Published online by Cambridge University Press: 05 August 2015
The Legacy of the October Revolution
The initial euphoria of the Russian Zionists on reaching the Land of Israel was replaced by their astonishment at the pro-Soviet approach of Hapoel Hatzair in Palestine. Their own experience in GPU prisons had been profoundly different from the experience of those who had emigrated during the early days of the October Revolution. They had remained long enough in Soviet Russia to make a distinction between the dream and the reality. Little information about the fate of the Zionists had seeped out, and the leadership of the Yishuv seemed to have more pressing problems. Those who were able to leave had also borne witness to the zeal of the Yevsektsia to uproot Zionism from Soviet soil. They subsequently formed an opposition group within Hapoel Hatzair in Palestine and within the Histadrut called Kvutzot Ha-Amlanim (Trudoviki).
This dissident labour group began to find common ground with the supporters of Jabotinsky. One of those leaders of Tserei Tsion who was tried and sentenced in Kiev, Moshe Lurie, called for the merging of the Amlanim with the pro-Revisionist group of Yaakov Weinshal,2 who had attended the founding meeting of the Revisionist movement in Paris. While there was no formal merger, there was certainly a meeting of minds.
The Amlanim strongly opposed the visit of Levi Shkolnik (Eshkol), a member of Hapoel Hatzair, to the Moscow conference of the Communist Cooperative Movement in 1925 while Zionists were still sitting in Soviet prisons. Yet Tserei Tsion representatives met Shkolnik when he visited Moscow.

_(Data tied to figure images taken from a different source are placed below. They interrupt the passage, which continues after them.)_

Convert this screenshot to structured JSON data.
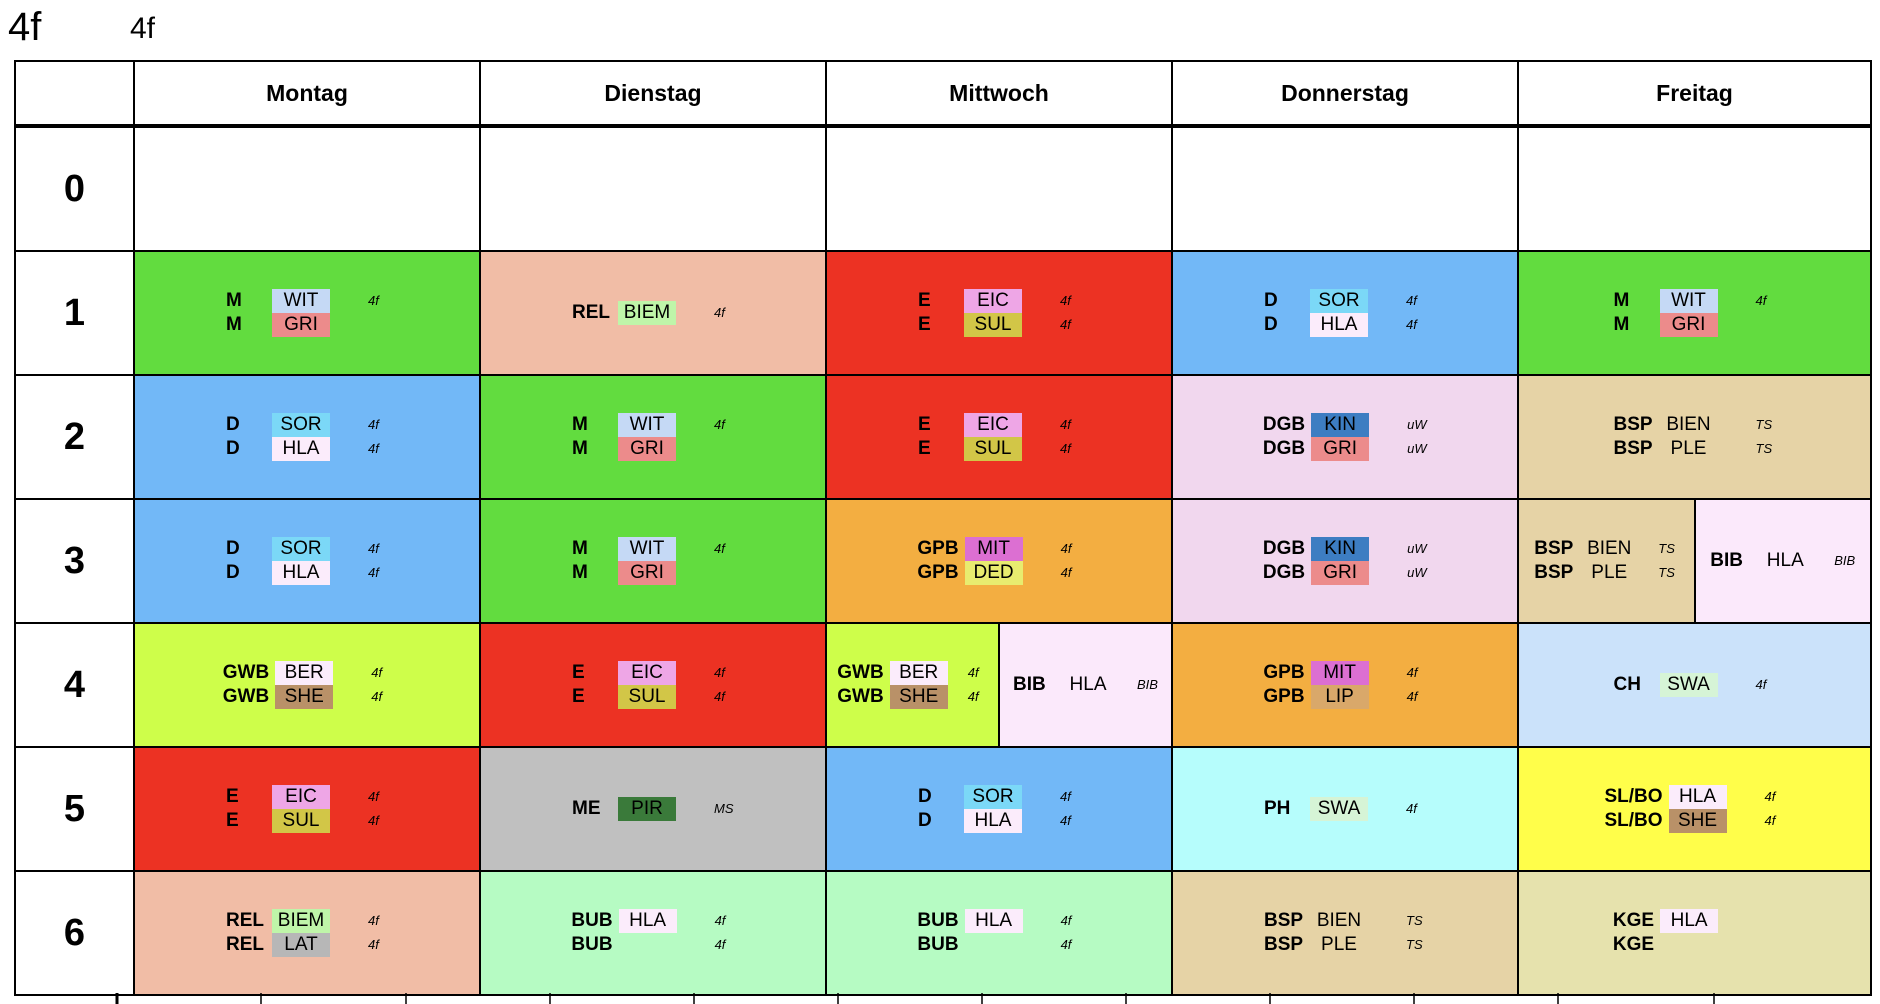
{
  "header": {
    "title": "4f",
    "class_label": "4f"
  },
  "days": [
    "Montag",
    "Dienstag",
    "Mittwoch",
    "Donnerstag",
    "Freitag"
  ],
  "colors": {
    "M": "#62dc3f",
    "D": "#72b8f7",
    "E": "#ec3223",
    "REL": "#f1bda6",
    "DGB": "#f1d7ee",
    "BSP": "#e6d3a6",
    "BIB": "#fbe9fb",
    "GPB": "#f3ae41",
    "GWB": "#cefe4a",
    "CH": "#cbe2fa",
    "ME": "#c0c0c0",
    "PH": "#b6fdfc",
    "SLBO": "#fffe4a",
    "BUB": "#b6fbc3",
    "KGE": "#e6e2ad"
  },
  "periods": [
    {
      "label": "0",
      "cells": [
        {
          "color": "#ffffff",
          "lines": []
        },
        {
          "color": "#ffffff",
          "lines": []
        },
        {
          "color": "#ffffff",
          "lines": []
        },
        {
          "color": "#ffffff",
          "lines": []
        },
        {
          "color": "#ffffff",
          "lines": []
        }
      ]
    },
    {
      "label": "1",
      "cells": [
        {
          "color": "#62dc3f",
          "lines": [
            {
              "subject": "M",
              "teacher": "WIT",
              "teacher_color": "#c5d9f5",
              "room": "4f"
            },
            {
              "subject": "M",
              "teacher": "GRI",
              "teacher_color": "#ec8b8b",
              "room": ""
            }
          ]
        },
        {
          "color": "#f1bda6",
          "lines": [
            {
              "subject": "REL",
              "teacher": "BIEM",
              "teacher_color": "#bff5a9",
              "room": "4f"
            }
          ]
        },
        {
          "color": "#ec3223",
          "lines": [
            {
              "subject": "E",
              "teacher": "EIC",
              "teacher_color": "#eea6e6",
              "room": "4f"
            },
            {
              "subject": "E",
              "teacher": "SUL",
              "teacher_color": "#d2c647",
              "room": "4f"
            }
          ]
        },
        {
          "color": "#72b8f7",
          "lines": [
            {
              "subject": "D",
              "teacher": "SOR",
              "teacher_color": "#7bd8f7",
              "room": "4f"
            },
            {
              "subject": "D",
              "teacher": "HLA",
              "teacher_color": "#fbecfb",
              "room": "4f"
            }
          ]
        },
        {
          "color": "#62dc3f",
          "lines": [
            {
              "subject": "M",
              "teacher": "WIT",
              "teacher_color": "#c5d9f5",
              "room": "4f"
            },
            {
              "subject": "M",
              "teacher": "GRI",
              "teacher_color": "#ec8b8b",
              "room": ""
            }
          ]
        }
      ]
    },
    {
      "label": "2",
      "cells": [
        {
          "color": "#72b8f7",
          "lines": [
            {
              "subject": "D",
              "teacher": "SOR",
              "teacher_color": "#7bd8f7",
              "room": "4f"
            },
            {
              "subject": "D",
              "teacher": "HLA",
              "teacher_color": "#fbecfb",
              "room": "4f"
            }
          ]
        },
        {
          "color": "#62dc3f",
          "lines": [
            {
              "subject": "M",
              "teacher": "WIT",
              "teacher_color": "#c5d9f5",
              "room": "4f"
            },
            {
              "subject": "M",
              "teacher": "GRI",
              "teacher_color": "#ec8b8b",
              "room": ""
            }
          ]
        },
        {
          "color": "#ec3223",
          "lines": [
            {
              "subject": "E",
              "teacher": "EIC",
              "teacher_color": "#eea6e6",
              "room": "4f"
            },
            {
              "subject": "E",
              "teacher": "SUL",
              "teacher_color": "#d2c647",
              "room": "4f"
            }
          ]
        },
        {
          "color": "#f1d7ee",
          "lines": [
            {
              "subject": "DGB",
              "teacher": "KIN",
              "teacher_color": "#3d7dc2",
              "room": "uW"
            },
            {
              "subject": "DGB",
              "teacher": "GRI",
              "teacher_color": "#ec8b8b",
              "room": "uW"
            }
          ]
        },
        {
          "color": "#e6d3a6",
          "lines": [
            {
              "subject": "BSP",
              "teacher": "BIEN",
              "teacher_color": "",
              "room": "TS"
            },
            {
              "subject": "BSP",
              "teacher": "PLE",
              "teacher_color": "",
              "room": "TS"
            }
          ]
        }
      ]
    },
    {
      "label": "3",
      "cells": [
        {
          "color": "#72b8f7",
          "lines": [
            {
              "subject": "D",
              "teacher": "SOR",
              "teacher_color": "#7bd8f7",
              "room": "4f"
            },
            {
              "subject": "D",
              "teacher": "HLA",
              "teacher_color": "#fbecfb",
              "room": "4f"
            }
          ]
        },
        {
          "color": "#62dc3f",
          "lines": [
            {
              "subject": "M",
              "teacher": "WIT",
              "teacher_color": "#c5d9f5",
              "room": "4f"
            },
            {
              "subject": "M",
              "teacher": "GRI",
              "teacher_color": "#ec8b8b",
              "room": ""
            }
          ]
        },
        {
          "color": "#f3ae41",
          "lines": [
            {
              "subject": "GPB",
              "teacher": "MIT",
              "teacher_color": "#dc6fd2",
              "room": "4f"
            },
            {
              "subject": "GPB",
              "teacher": "DED",
              "teacher_color": "#e8ec6f",
              "room": "4f"
            }
          ]
        },
        {
          "color": "#f1d7ee",
          "lines": [
            {
              "subject": "DGB",
              "teacher": "KIN",
              "teacher_color": "#3d7dc2",
              "room": "uW"
            },
            {
              "subject": "DGB",
              "teacher": "GRI",
              "teacher_color": "#ec8b8b",
              "room": "uW"
            }
          ]
        },
        {
          "split": [
            {
              "color": "#e6d3a6",
              "lines": [
                {
                  "subject": "BSP",
                  "teacher": "BIEN",
                  "teacher_color": "",
                  "room": "TS"
                },
                {
                  "subject": "BSP",
                  "teacher": "PLE",
                  "teacher_color": "",
                  "room": "TS"
                }
              ]
            },
            {
              "color": "#fbe9fb",
              "lines": [
                {
                  "subject": "BIB",
                  "teacher": "HLA",
                  "teacher_color": "",
                  "room": "BIB"
                }
              ]
            }
          ]
        }
      ]
    },
    {
      "label": "4",
      "cells": [
        {
          "color": "#cefe4a",
          "lines": [
            {
              "subject": "GWB",
              "teacher": "BER",
              "teacher_color": "#fbecfb",
              "room": "4f"
            },
            {
              "subject": "GWB",
              "teacher": "SHE",
              "teacher_color": "#b99168",
              "room": "4f"
            }
          ]
        },
        {
          "color": "#ec3223",
          "lines": [
            {
              "subject": "E",
              "teacher": "EIC",
              "teacher_color": "#eea6e6",
              "room": "4f"
            },
            {
              "subject": "E",
              "teacher": "SUL",
              "teacher_color": "#d2c647",
              "room": "4f"
            }
          ]
        },
        {
          "split": [
            {
              "color": "#cefe4a",
              "lines": [
                {
                  "subject": "GWB",
                  "teacher": "BER",
                  "teacher_color": "#fbecfb",
                  "room": "4f"
                },
                {
                  "subject": "GWB",
                  "teacher": "SHE",
                  "teacher_color": "#b99168",
                  "room": "4f"
                }
              ]
            },
            {
              "color": "#fbe9fb",
              "lines": [
                {
                  "subject": "BIB",
                  "teacher": "HLA",
                  "teacher_color": "",
                  "room": "BIB"
                }
              ]
            }
          ]
        },
        {
          "color": "#f3ae41",
          "lines": [
            {
              "subject": "GPB",
              "teacher": "MIT",
              "teacher_color": "#dc6fd2",
              "room": "4f"
            },
            {
              "subject": "GPB",
              "teacher": "LIP",
              "teacher_color": "#d9a86a",
              "room": "4f"
            }
          ]
        },
        {
          "color": "#cbe2fa",
          "lines": [
            {
              "subject": "CH",
              "teacher": "SWA",
              "teacher_color": "#d6f4d6",
              "room": "4f"
            }
          ]
        }
      ]
    },
    {
      "label": "5",
      "cells": [
        {
          "color": "#ec3223",
          "lines": [
            {
              "subject": "E",
              "teacher": "EIC",
              "teacher_color": "#eea6e6",
              "room": "4f"
            },
            {
              "subject": "E",
              "teacher": "SUL",
              "teacher_color": "#d2c647",
              "room": "4f"
            }
          ]
        },
        {
          "color": "#c0c0c0",
          "lines": [
            {
              "subject": "ME",
              "teacher": "PIR",
              "teacher_color": "#3a7a3a",
              "room": "MS"
            }
          ]
        },
        {
          "color": "#72b8f7",
          "lines": [
            {
              "subject": "D",
              "teacher": "SOR",
              "teacher_color": "#7bd8f7",
              "room": "4f"
            },
            {
              "subject": "D",
              "teacher": "HLA",
              "teacher_color": "#fbecfb",
              "room": "4f"
            }
          ]
        },
        {
          "color": "#b6fdfc",
          "lines": [
            {
              "subject": "PH",
              "teacher": "SWA",
              "teacher_color": "#d6f4d6",
              "room": "4f"
            }
          ]
        },
        {
          "color": "#fffe4a",
          "lines": [
            {
              "subject": "SL/BO",
              "teacher": "HLA",
              "teacher_color": "#fbecfb",
              "room": "4f"
            },
            {
              "subject": "SL/BO",
              "teacher": "SHE",
              "teacher_color": "#b99168",
              "room": "4f"
            }
          ]
        }
      ]
    },
    {
      "label": "6",
      "cells": [
        {
          "color": "#f1bda6",
          "lines": [
            {
              "subject": "REL",
              "teacher": "BIEM",
              "teacher_color": "#bff5a9",
              "room": "4f"
            },
            {
              "subject": "REL",
              "teacher": "LAT",
              "teacher_color": "#b7b7b7",
              "room": "4f"
            }
          ]
        },
        {
          "color": "#b6fbc3",
          "lines": [
            {
              "subject": "BUB",
              "teacher": "HLA",
              "teacher_color": "#fbecfb",
              "room": "4f"
            },
            {
              "subject": "BUB",
              "teacher": "",
              "teacher_color": "",
              "room": "4f"
            }
          ]
        },
        {
          "color": "#b6fbc3",
          "lines": [
            {
              "subject": "BUB",
              "teacher": "HLA",
              "teacher_color": "#fbecfb",
              "room": "4f"
            },
            {
              "subject": "BUB",
              "teacher": "",
              "teacher_color": "",
              "room": "4f"
            }
          ]
        },
        {
          "color": "#e6d3a6",
          "lines": [
            {
              "subject": "BSP",
              "teacher": "BIEN",
              "teacher_color": "",
              "room": "TS"
            },
            {
              "subject": "BSP",
              "teacher": "PLE",
              "teacher_color": "",
              "room": "TS"
            }
          ]
        },
        {
          "color": "#e6e2ad",
          "lines": [
            {
              "subject": "KGE",
              "teacher": "HLA",
              "teacher_color": "#fbecfb",
              "room": ""
            },
            {
              "subject": "KGE",
              "teacher": "",
              "teacher_color": "",
              "room": ""
            }
          ]
        }
      ]
    }
  ]
}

In July 1925 Hapoel Hatzair demanded the dissolution of the Amlanim, who responded by publishing a letter in Davar, the newly founded daily of the Histadrut. It accused Hapoel of deserting its labour roots to become a socialist party. It was signed by Arieh Altman, Baruch Weinstein and others who had been victimised in Russia. Moreover, the Amlanim accused Hapoel Hatzair in Palestine of suppressing freedom of expression within the party. They established the Histadrut ha-tsiyonim ha-Amlanim in early 1926, which mirrored many Revisionist principles but argued for Palestine to be built on labour pioneering principles. It rejected the Marxist approach regarding the relationship between labour and capital.